Decided on October 24, 2013
Andrias, J.P., Friedman, Acosta, DeGrasse, Freedman, JJ.
10848

[*1]In re Nasir Levon L., A Dependent Child Under the Age of Eighteen Years, etc.,

and

Ashley Bernadette B., Respondent-Appellant, Jewish Child Care Association of New York, Petitioner-Respondent.




Tennille M. Tatum-Evans, New York, for appellant.
Law Offices of James M. Abramson, PLLC, New York (Dawn
M. Orsatti of counsel), for respondent.
Tamara A. Steckler, The Legal Aid Society, New York (John A.
Newbery of counsel), attorney for the child.

Order, Family Court, New York County (Clark V. Richardson, J.), entered on or about September 27, 2011, which denied respondent mother's motion to vacate orders of fact finding and disposition, same court and Judge, entered on or about August 1, 2011, determining that she permanently neglected the subject child, terminating her parental rights, and committing the custody and guardianship of the child to petitioner agency and the Commissioner of Social Services for the purpose of adoption, unanimously affirmed, without costs.

Respondent failed to demonstrate a reasonable excuse for her default and a meritorious defense to the petition (see CPLR 5015 [a][1]; Matter of Tyieyanna L. [Twanya McK.], 94 AD3d 494 [1st Dept 2012]). Her delay in obtaining a mental health treatment discharge report until the day she had to appear in court, and alleged public transportation difficulties on that same day, do not establish a reasonable excuse for the failure to appear, especially as respondent does not claim that she was unfamiliar with the public transportation system or had not previously used it to travel to Family Court (see Matter of Christian E., 66 AD3d 433 [1st Dept 2009]; Matter of Male H., 179 AD2d 384 [1st Dept 1992], lv dismissed in part and denied in part 79 NY2d 1026 [1992]).

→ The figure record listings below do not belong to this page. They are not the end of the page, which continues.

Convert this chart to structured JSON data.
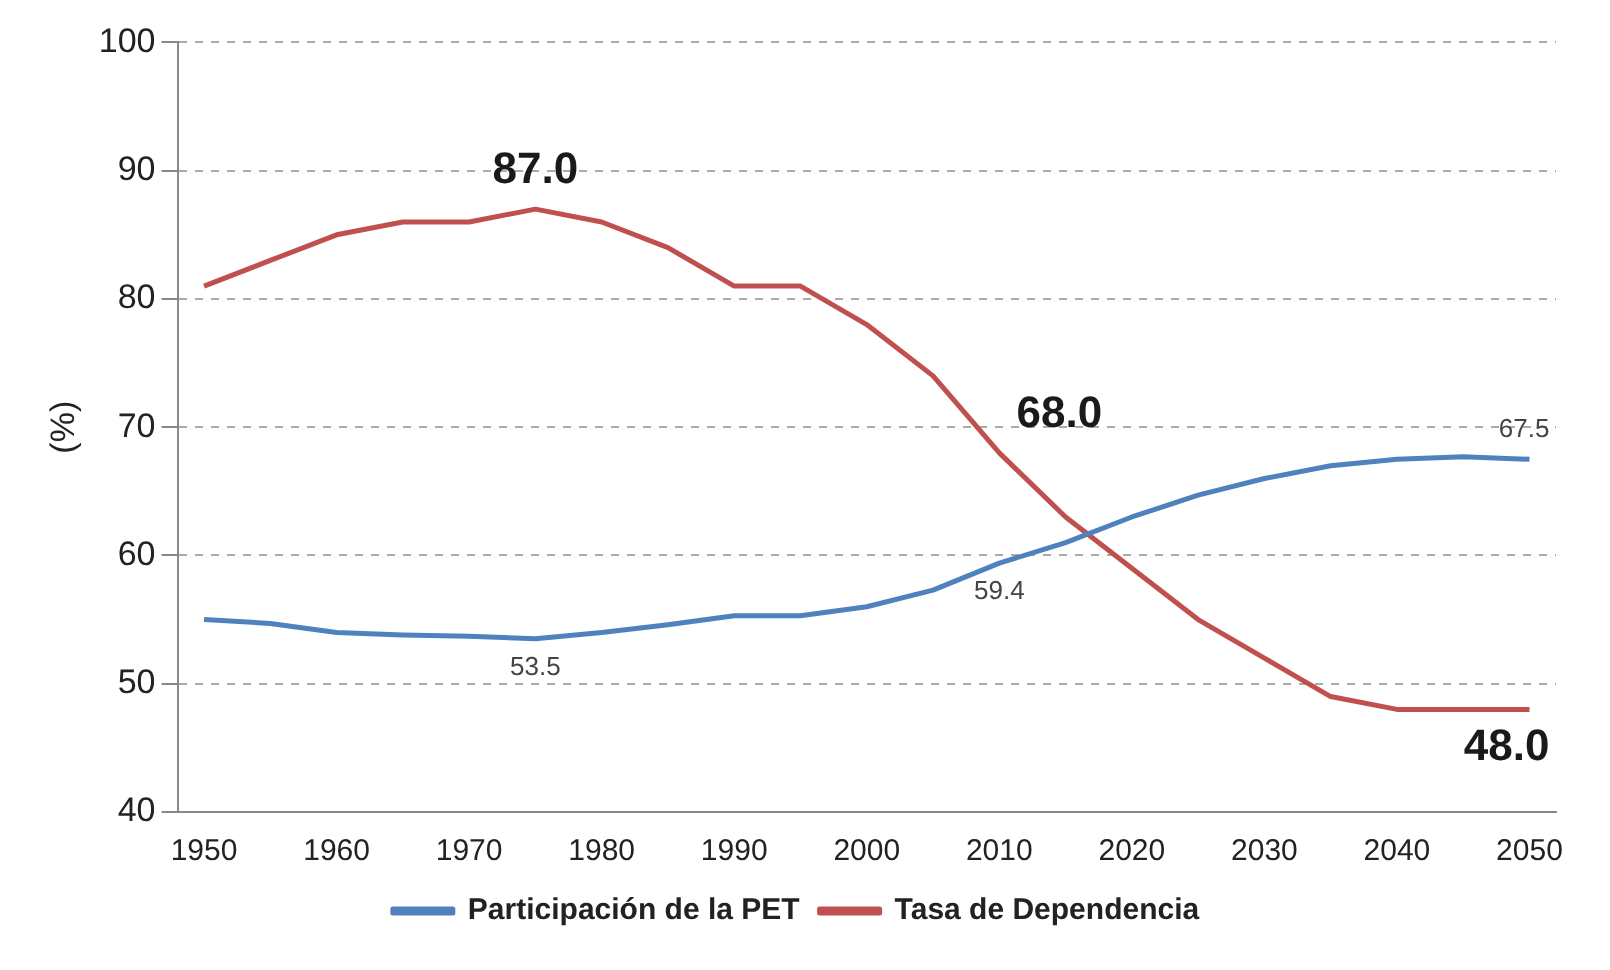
{
  "chart_data": {
    "type": "line",
    "ylabel": "(%)",
    "x": [
      1950,
      1955,
      1960,
      1965,
      1970,
      1975,
      1980,
      1985,
      1990,
      1995,
      2000,
      2005,
      2010,
      2015,
      2020,
      2025,
      2030,
      2035,
      2040,
      2045,
      2050
    ],
    "series": [
      {
        "name": "Participación de la PET",
        "color": "#4f81bd",
        "values": [
          55,
          54.7,
          54,
          53.8,
          53.7,
          53.5,
          54,
          54.6,
          55.3,
          55.3,
          56,
          57.3,
          59.4,
          61,
          63,
          64.7,
          66,
          67,
          67.5,
          67.7,
          67.5
        ],
        "value_labels": [
          null,
          null,
          null,
          null,
          null,
          "53.5",
          null,
          null,
          null,
          null,
          null,
          null,
          "59.4",
          null,
          null,
          null,
          null,
          null,
          null,
          null,
          "67.5"
        ]
      },
      {
        "name": "Tasa de Dependencia",
        "color": "#c0504d",
        "values": [
          81,
          83,
          85,
          86,
          86,
          87,
          86,
          84,
          81,
          81,
          78,
          74,
          68,
          63,
          59,
          55,
          52,
          49,
          48,
          48,
          48
        ],
        "value_labels": [
          null,
          null,
          null,
          null,
          null,
          "87.0",
          null,
          null,
          null,
          null,
          null,
          null,
          "68.0",
          null,
          null,
          null,
          null,
          null,
          null,
          null,
          "48.0"
        ]
      }
    ],
    "xlim": [
      1948,
      2052
    ],
    "xticks": [
      1950,
      1960,
      1970,
      1980,
      1990,
      2000,
      2010,
      2020,
      2030,
      2040,
      2050
    ],
    "ylim": [
      40,
      100
    ],
    "yticks": [
      40,
      50,
      60,
      70,
      80,
      90,
      100
    ],
    "grid": "y",
    "legend": "bottom",
    "marker": "none",
    "line_style": "solid"
  }
}
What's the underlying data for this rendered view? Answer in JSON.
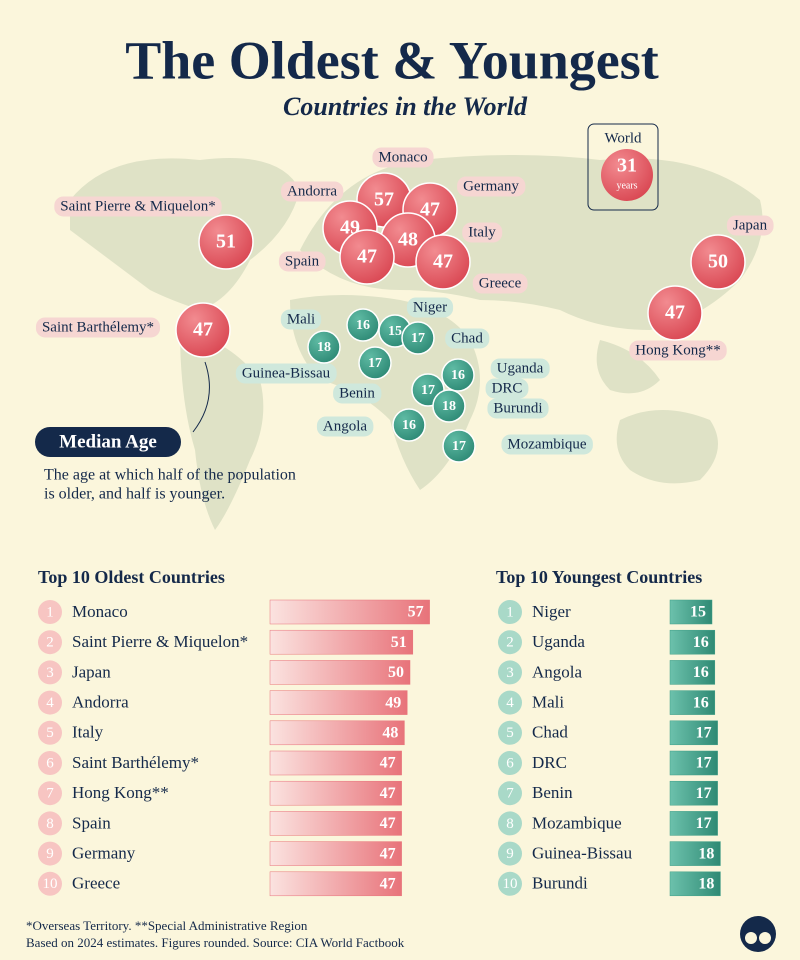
{
  "header": {
    "title": "The Oldest & Youngest",
    "subtitle": "Countries in the World"
  },
  "world": {
    "label": "World",
    "value": 31,
    "unit": "years"
  },
  "map": {
    "oldest": [
      {
        "name": "Monaco",
        "value": 57
      },
      {
        "name": "Germany",
        "value": 47
      },
      {
        "name": "Andorra",
        "value": 49
      },
      {
        "name": "Italy",
        "value": 48
      },
      {
        "name": "Spain",
        "value": 47
      },
      {
        "name": "Greece",
        "value": 47
      },
      {
        "name": "Saint Pierre & Miquelon*",
        "value": 51
      },
      {
        "name": "Japan",
        "value": 50
      },
      {
        "name": "Hong Kong**",
        "value": 47
      },
      {
        "name": "Saint Barthélemy*",
        "value": 47
      }
    ],
    "youngest": [
      {
        "name": "Mali",
        "value": 16
      },
      {
        "name": "Niger",
        "value": 15
      },
      {
        "name": "Chad",
        "value": 17
      },
      {
        "name": "Guinea-Bissau",
        "value": 18
      },
      {
        "name": "Benin",
        "value": 17
      },
      {
        "name": "Uganda",
        "value": 16
      },
      {
        "name": "DRC",
        "value": 17
      },
      {
        "name": "Burundi",
        "value": 18
      },
      {
        "name": "Angola",
        "value": 16
      },
      {
        "name": "Mozambique",
        "value": 17
      }
    ]
  },
  "note": {
    "title": "Median Age",
    "text_lines": [
      "The age at which half of the population",
      "is older, and half is younger."
    ]
  },
  "chart_data": [
    {
      "type": "bar",
      "title": "Top 10 Oldest Countries",
      "color": "#e8737a",
      "ranks": [
        1,
        2,
        3,
        4,
        5,
        6,
        7,
        8,
        9,
        10
      ],
      "categories": [
        "Monaco",
        "Saint Pierre & Miquelon*",
        "Japan",
        "Andorra",
        "Italy",
        "Saint Barthélemy*",
        "Hong Kong**",
        "Spain",
        "Germany",
        "Greece"
      ],
      "values": [
        57,
        51,
        50,
        49,
        48,
        47,
        47,
        47,
        47,
        47
      ]
    },
    {
      "type": "bar",
      "title": "Top 10 Youngest Countries",
      "color": "#3f9f88",
      "ranks": [
        1,
        2,
        3,
        4,
        5,
        6,
        7,
        8,
        9,
        10
      ],
      "categories": [
        "Niger",
        "Uganda",
        "Angola",
        "Mali",
        "Chad",
        "DRC",
        "Benin",
        "Mozambique",
        "Guinea-Bissau",
        "Burundi"
      ],
      "values": [
        15,
        16,
        16,
        16,
        17,
        17,
        17,
        17,
        18,
        18
      ]
    }
  ],
  "footer": [
    "*Overseas Territory. **Special Administrative Region",
    "Based on 2024 estimates. Figures rounded. Source: CIA World Factbook"
  ]
}
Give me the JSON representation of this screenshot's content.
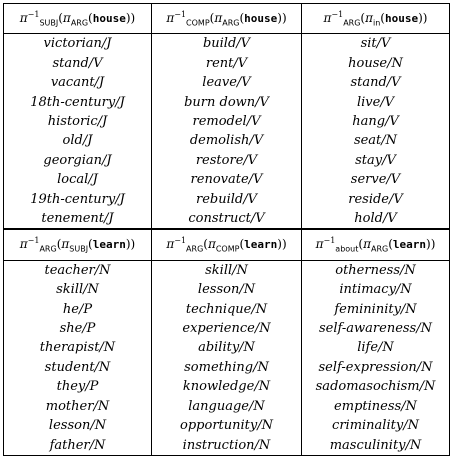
{
  "blocks": [
    {
      "headers": [
        {
          "inv": "−1",
          "sub": "SUBJ",
          "arg_sub": "ARG",
          "word": "house"
        },
        {
          "inv": "−1",
          "sub": "COMP",
          "arg_sub": "ARG",
          "word": "house"
        },
        {
          "inv": "−1",
          "sub": "ARG",
          "arg_sub": "in",
          "word": "house"
        }
      ],
      "rows": [
        [
          "victorian/J",
          "build/V",
          "sit/V"
        ],
        [
          "stand/V",
          "rent/V",
          "house/N"
        ],
        [
          "vacant/J",
          "leave/V",
          "stand/V"
        ],
        [
          "18th-century/J",
          "burn down/V",
          "live/V"
        ],
        [
          "historic/J",
          "remodel/V",
          "hang/V"
        ],
        [
          "old/J",
          "demolish/V",
          "seat/N"
        ],
        [
          "georgian/J",
          "restore/V",
          "stay/V"
        ],
        [
          "local/J",
          "renovate/V",
          "serve/V"
        ],
        [
          "19th-century/J",
          "rebuild/V",
          "reside/V"
        ],
        [
          "tenement/J",
          "construct/V",
          "hold/V"
        ]
      ]
    },
    {
      "headers": [
        {
          "inv": "−1",
          "sub": "ARG",
          "arg_sub": "SUBJ",
          "word": "learn"
        },
        {
          "inv": "−1",
          "sub": "ARG",
          "arg_sub": "COMP",
          "word": "learn"
        },
        {
          "inv": "−1",
          "sub": "about",
          "arg_sub": "ARG",
          "word": "learn"
        }
      ],
      "rows": [
        [
          "teacher/N",
          "skill/N",
          "otherness/N"
        ],
        [
          "skill/N",
          "lesson/N",
          "intimacy/N"
        ],
        [
          "he/P",
          "technique/N",
          "femininity/N"
        ],
        [
          "she/P",
          "experience/N",
          "self-awareness/N"
        ],
        [
          "therapist/N",
          "ability/N",
          "life/N"
        ],
        [
          "student/N",
          "something/N",
          "self-expression/N"
        ],
        [
          "they/P",
          "knowledge/N",
          "sadomasochism/N"
        ],
        [
          "mother/N",
          "language/N",
          "emptiness/N"
        ],
        [
          "lesson/N",
          "opportunity/N",
          "criminality/N"
        ],
        [
          "father/N",
          "instruction/N",
          "masculinity/N"
        ]
      ]
    }
  ]
}
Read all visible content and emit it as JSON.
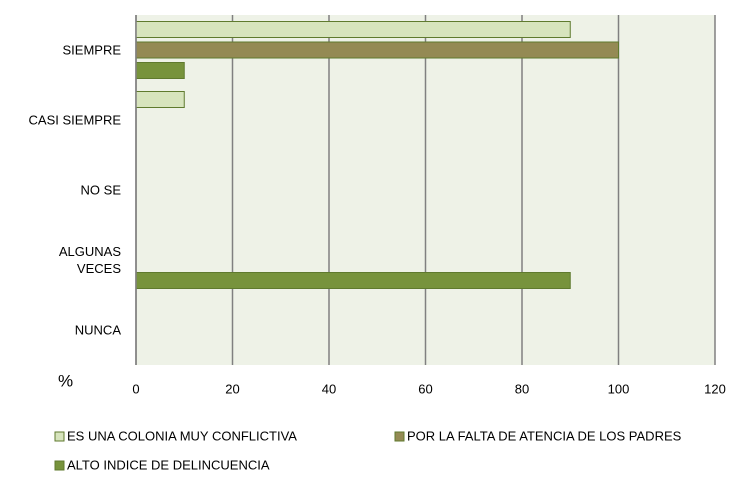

There is no evidence that respondent completed the mental health treatment program called for in her service plan within the relevant one-year period so as to demonstrate a meritorious defense to the allegations of permanent neglect. The program discharge summary submitted by respondent states that she was
inconsistent and noncompliant with treatment, had no interest in treatment, and terminated treatment of her own accord (see Matter of Tyieyanna L., 94 AD3d at 494).

THIS CONSTITUTES THE DECISION AND ORDER [*2]
OF THE SUPREME COURT, APPELLATE DIVISION, FIRST DEPARTMENT.